MIGRANT EN ALLEMAGNE: UNE ARRIVÉE DE TRAVAILLEURS À BAS PRIX!?

Publié le par Bernard Gasnot

L’arrivé de ces migrant en Allemagne représente est-elle une opportunité pour les patrons du pays qui du coup vont pouvoir trouver de la main d’oeuvre moins chère qu’avec les nationaux? C’est ce qui semblerait suivant la déclaration de Laurence Nayman, économiste au CEPII, le centre de recherche français sur l’économie internationale qui explique cela sans trop d’ambages

. Au sujet de la hausse des salaires, voici ses propos: » Elle menacerait la compétitivité allemande s’il n’y avait pas cet afflux de gens qui fuient les guerres et les persécutions. Ces arrivées fournissent un bassin de main d’œuvre bon marché. Comme il s’agira de contrats individuels, les employeurs pourront payer ces travailleurs moins chers que les autres salariés «.

Voilà pour le principe s’il faut rappeler que la Belgique est un important fournisseur de l’Allemagne ce qui inverse un peu la perspective. Nous avons aussi intérêt à ce que l’économie allemande soit compétitive. Sans réduire les mérites d’Angela Merkel dans son appel à la générosité vis-à-vis des migrants, on peut affirmer que leur arrivée est une vraie aubaine pour l’économie de la république fédérale. Les voisins européens, notamment la France, ne peuvent pas en dire autant, au-delà de toute réflexion sur l’obligation d’accueil.

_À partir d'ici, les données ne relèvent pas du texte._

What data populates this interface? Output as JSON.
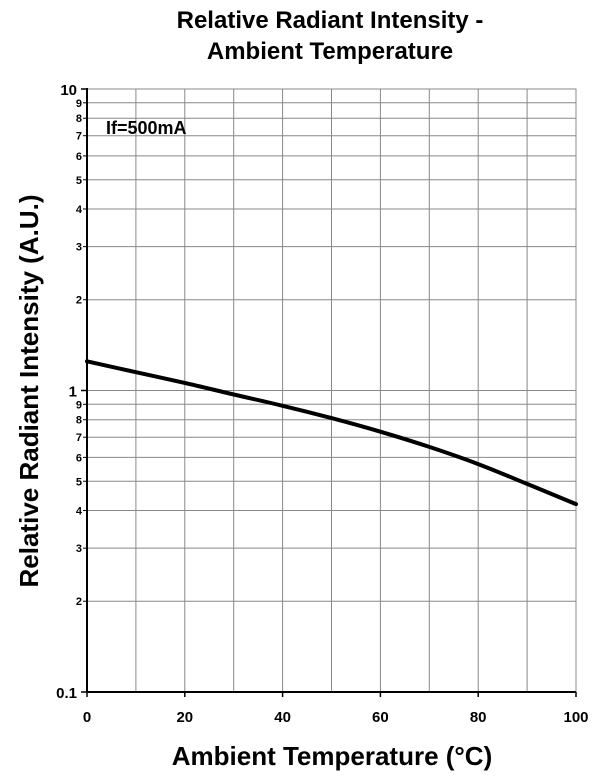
{
  "chart_data": {
    "type": "line",
    "title_lines": [
      "Relative Radiant Intensity -",
      "Ambient Temperature"
    ],
    "xlabel": "Ambient Temperature (°C)",
    "ylabel": "Relative Radiant Intensity (A.U.)",
    "annotation": "If=500mA",
    "xlim": [
      0,
      100
    ],
    "ylim": [
      0.1,
      10
    ],
    "y_scale": "log",
    "grid": true,
    "x_ticks": [
      "0",
      "20",
      "40",
      "60",
      "80",
      "100"
    ],
    "x_tick_values": [
      0,
      20,
      40,
      60,
      80,
      100
    ],
    "x_minor_gridlines": [
      10,
      30,
      50,
      70,
      90
    ],
    "y_major_ticks": [
      {
        "value": 0.1,
        "label": "0.1"
      },
      {
        "value": 1,
        "label": "1"
      },
      {
        "value": 10,
        "label": "10"
      }
    ],
    "y_minor_ticks": [
      {
        "value": 0.2,
        "label": "2"
      },
      {
        "value": 0.3,
        "label": "3"
      },
      {
        "value": 0.4,
        "label": "4"
      },
      {
        "value": 0.5,
        "label": "5"
      },
      {
        "value": 0.6,
        "label": "6"
      },
      {
        "value": 0.7,
        "label": "7"
      },
      {
        "value": 0.8,
        "label": "8"
      },
      {
        "value": 0.9,
        "label": "9"
      },
      {
        "value": 2,
        "label": "2"
      },
      {
        "value": 3,
        "label": "3"
      },
      {
        "value": 4,
        "label": "4"
      },
      {
        "value": 5,
        "label": "5"
      },
      {
        "value": 6,
        "label": "6"
      },
      {
        "value": 7,
        "label": "7"
      },
      {
        "value": 8,
        "label": "8"
      },
      {
        "value": 9,
        "label": "9"
      }
    ],
    "series": [
      {
        "x": [
          0,
          10,
          20,
          30,
          40,
          50,
          60,
          70,
          80,
          90,
          100
        ],
        "y": [
          1.25,
          1.15,
          1.06,
          0.97,
          0.89,
          0.81,
          0.73,
          0.65,
          0.57,
          0.49,
          0.42
        ]
      }
    ],
    "colors": {
      "line": "#000000",
      "grid": "#888888",
      "axis": "#000000"
    }
  }
}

La hausse du coût du travail s'accélère en Allemagne. Au deuxième trimestre, elle a atteint 3,1 %, le pourcentage le plus élevé depuis plus de deux ans. Apparemment c'est une bonne nouvelle pour les pays voisins, mais il faut affiner l'analyse en tenant compte de l'arrivée massive des migrants.

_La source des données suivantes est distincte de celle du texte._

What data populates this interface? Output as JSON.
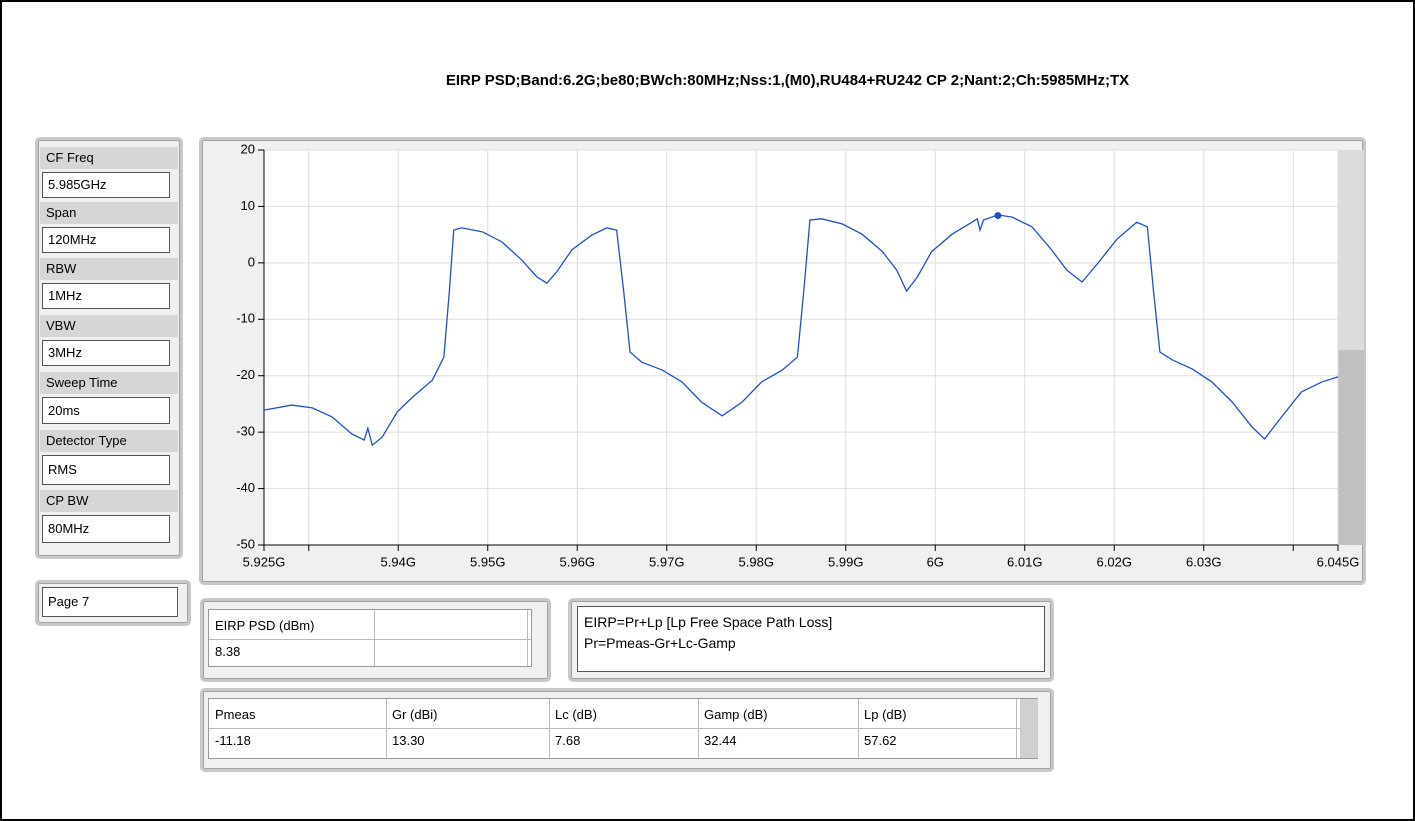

Il faut tout d'abord comprendre exactement ce qui se passe chez nos voisins. Au début des années 2000, les lois Hartz ont profondément réformé le marché allemand du travail. Elles l'ont notamment dérégulé, durci les conditions de chômage et développé les emplois à bas salaires, les midis et mini jobs. Une cure d'austérité appliquée avec l'accord des syndicats qui a permis à l'Allemagne de restaurer sa compétitivité avant tout le monde. C'est ce que les voisins ont appelé la dévaluation compétitive.

Grèves et manifs

Ces mesures ont été très efficaces, c’est le moins qu’on puisse dire. La concurrence a senti passé le vent du boulet. Mais une telle austérité ne pouvait pas être durable. A un moment, les syndicats ont dit "ça suffit" comme l’explique Laurence Nayman, économiste au CEPII, le centre de recherche français sur l'économie internationale : " Depuis l’année dernière, l’Allemagne a eu des négociations salariales très serrées notamment dans le secteur des services. Le puissant syndicat allemand des services, Verdi, a organisé des manifestations et des grèves qui ont été de longue durée et assez violentes. Il a pu obtenir des augmentations de salaires assez conséquentes ce qui explique la hausse actuelles des coûts salariaux ". Il y a un double effet: le relèvement des rémunérations brutes et des coûts non salariaux, comme par exemple la sécurité sociale et l'assurance-maladie. Avec comme conséquence que les produits made in Germany sont aujourd'hui plus chers ce qui fait l'affaire des pays concurrents.

Pas chers les migrants !

Ces arrivées fournissent un bassin de main d’œuvre bon marché. Comme il s’agira de contrats individuels, les employeurs pourront payer ces travailleurs moins chers que les autres salariés ". Sans réduire les mérites d'Angela Merkel dans son appel à la générosité vis-à-vis des migrants, on peut affirmer que leur arrivée est une vraie aubaine pour l'économie de la république fédérale. Les voisins européens, notamment la France, ne peuvent pas en dire autant, au-delà de toute réflexion sur l’obligation d’accueil.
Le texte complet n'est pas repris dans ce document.